Le Combattimento au Festival d’Aix : cygne noir de la mélancolie
Le Combat est celui de Tancrède contre Clorinde composé par Monteverdi, associant des passions et des gestes extrêmes et contrastés (ici le combat à mort de deux amants passionnés). Mais toute la scène est plongée dans la Ténèbre de la cécité humaine, traduction symbolique d’une théorie et non d’une métaphysique, celle du cygne noir (empruntée au statisticien Nassim Nicholas Taleb) : un événement imprévisible et improbable mais dont la réalisation aurait des conséquences très lourdes. Certes, pour ce théoricien lui-même, le Covid n'est pas un cygne noir.
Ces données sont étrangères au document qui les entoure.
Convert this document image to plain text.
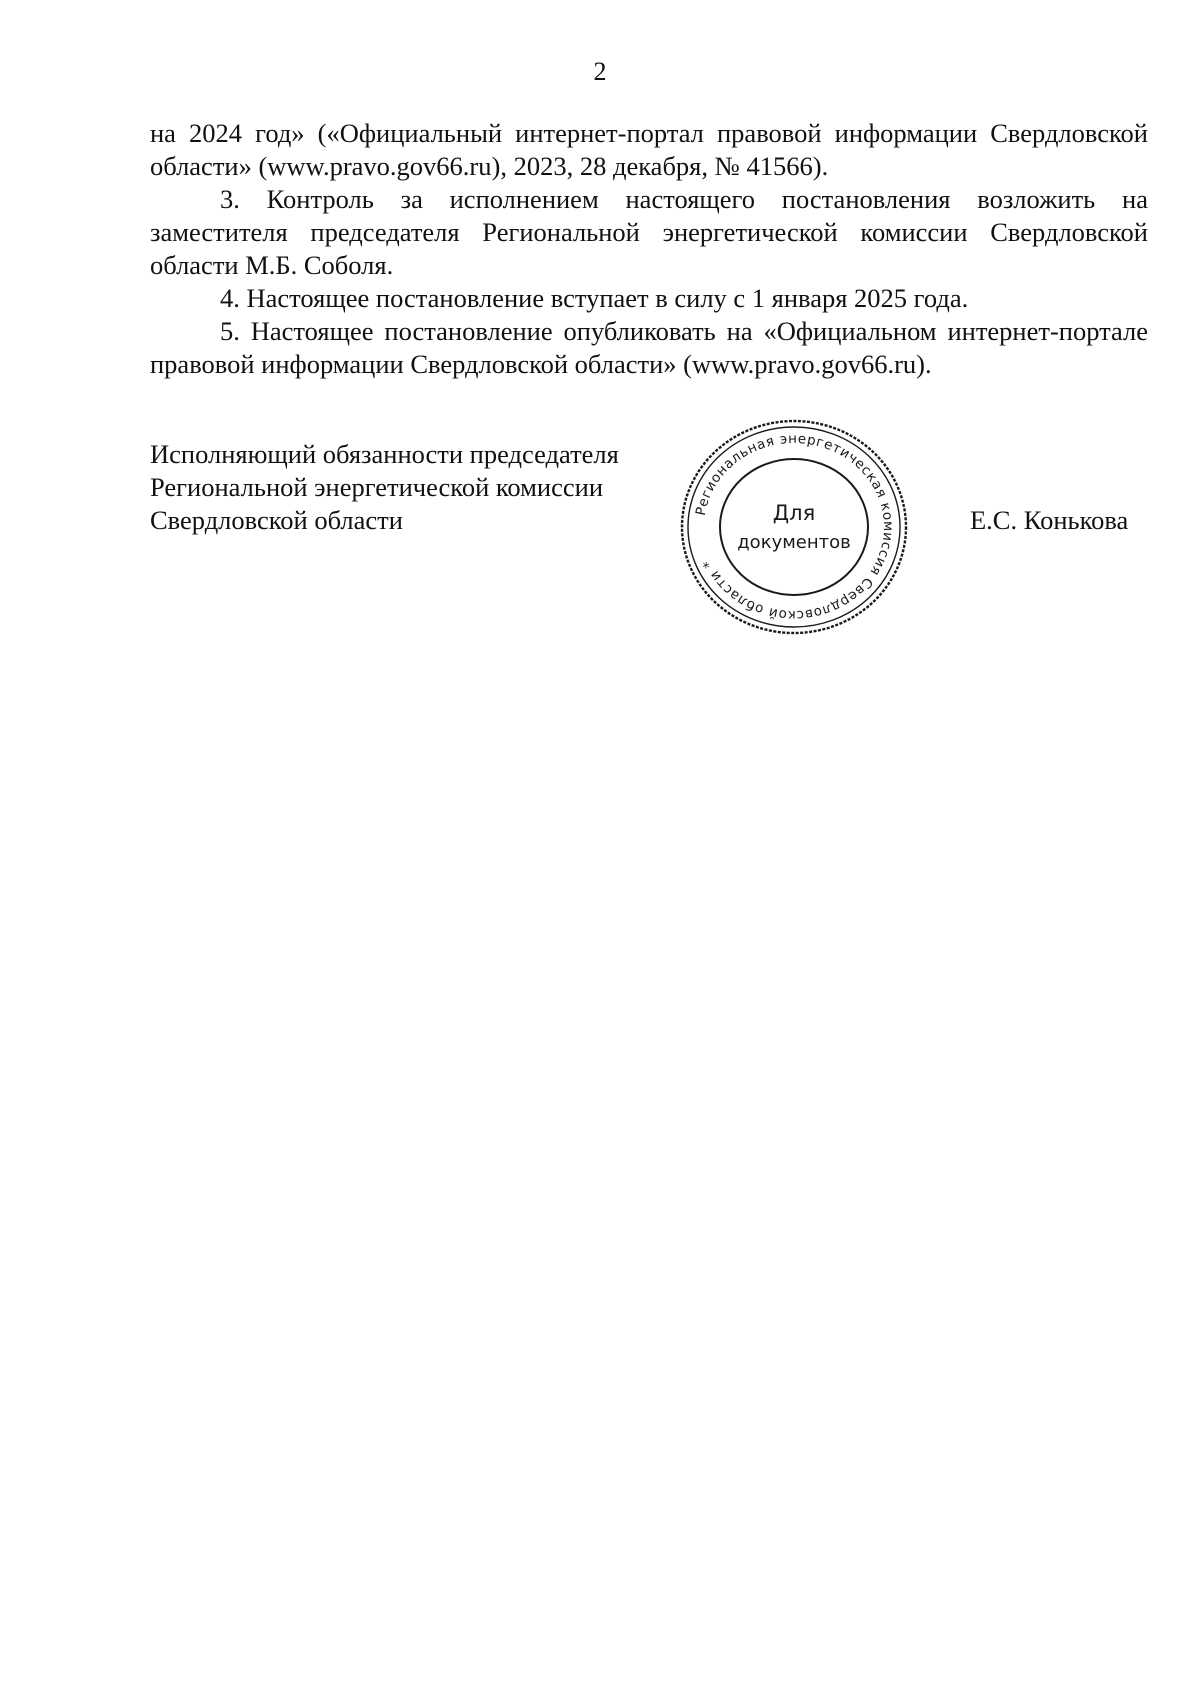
2

на 2024 год» («Официальный интернет-портал правовой информации Свердловской области» (www.pravo.gov66.ru), 2023, 28 декабря, № 41566).

3. Контроль за исполнением настоящего постановления возложить на заместителя председателя Региональной энергетической комиссии Свердловской области М.Б. Соболя.

4. Настоящее постановление вступает в силу с 1 января 2025 года.

5. Настоящее постановление опубликовать на «Официальном интернет-портале правовой информации Свердловской области» (www.pravo.gov66.ru).

Исполняющий обязанности председателя
Региональной энергетической комиссии
Свердловской области	Региональная энергетическая комиссия Свердловской области *
Для
документов
Е.С. Конькова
La pandémie a certes plané sur cette création baroque et tout le Festival mais sans détourner du vrai cygne : pour le spectacle, il s’agit de la mort de Clorinde, pour le public, il s’agit de la fin d’un monde, encore et si souvent frôlée.
Autour de Claudio Monteverdi résonnent les autres maîtres originels de l'opéra : Luigi Rossi, Francesco Cavalli, Tarquinio Merula, jusqu’à Carissimi et ses lamentations (pour des pièces composées essentiellement entre 1630 et 1650) assemblés par le dramaturge Antonio Cuenca Ruiz.
L’orchestre se minimalise sans perdre de ses couleurs, tandis que les petites formes développent des passions exacerbées pour conquérir l'intérêt constant d’un public (à travers ce spectacle et à travers les siècles) qui aime à conjurer ses peurs les plus profondes : pertes d’un amour, d’un enfant, d’une liberté, d’un pouvoir, etc.
Pourtant la dimension cosmique de la mise en scène (due à Silvia Costa) est bien présente, mais semble davantage émaner des recherches des astronomes de ce temps de renaissance que de la symbolique chrétienne (immenses runes celtiques, étoile du berger des mondes, épées laser pour le ciel, maquettes d’un monde naturel et culturel pour le sol). La lumière (Bernd Purkrabek) s’empare de tout, de toutes et de tous, depuis la totale obscurité jusqu’à la laiteuse blancheur d’un jour aussi nouveau qu’utopique.
La dizaine de chanteurs, habillés géométriquement par Laura Dondoli, sont tous aguerris à cette musique si riche en formes de déclamation possible. Hormis les quelques solistes, leurs voix se fondent donc en une communauté indissoluble, celle de leurs timbres réunis et du madrigal justement qui marie et entremêle les voix en accords et contrepoint. Parfois, des voix émergent mais dans le noir, pour une note ou deux, pour mieux revenir dans le giron du collectif, des notes fusionnées et répétées.
Quatre solistes ressortent toutefois : Tancrède, Clorinde, leur narrateur et Lucile Richardot pour son habituel et toujours aussi marquant mélange de maturité et de clarté dans cette voix longue très adaptée à la transformation continuelle du monde musical et du personnage.
Le ténor italien Valerio Contaldo chante le narrateur d'une voix chaude, dont le vibrato emprunte au tremblement très contrôlé traduisant l'intensité dramatique et le fameux cantar recitando (chant récité) de Monteverdi. Étienne Bazola est un Tancrède martial, sûr de ses coups vocaux portés avec vigueur et richesse de phrasé comme de timbre. La voix est profonde et juste, très phrasée et articulée. Julie Roset incarne la guerrière Clorinde dans la fleur de l'âge et la voix, dont la clarté et l'agilité font mouche tout en douceur (mais aussi haletante comme l'émotion et les combats, feutrés).
Sébastien Daucé, dans un rapport scène-salle rapproché comparable au théâtre vénitien de l’époque, à la tête de son Ensemble Correspondances valorise une instrumentation à la palette sans cesse renouvelée en termes de couleur et de virtuosité.
Un nouveau cosmos, après les pleurs, est partout : de la scène jusqu’à la fosse, en passant par un public particulièrement réceptif à ce message d’espérance.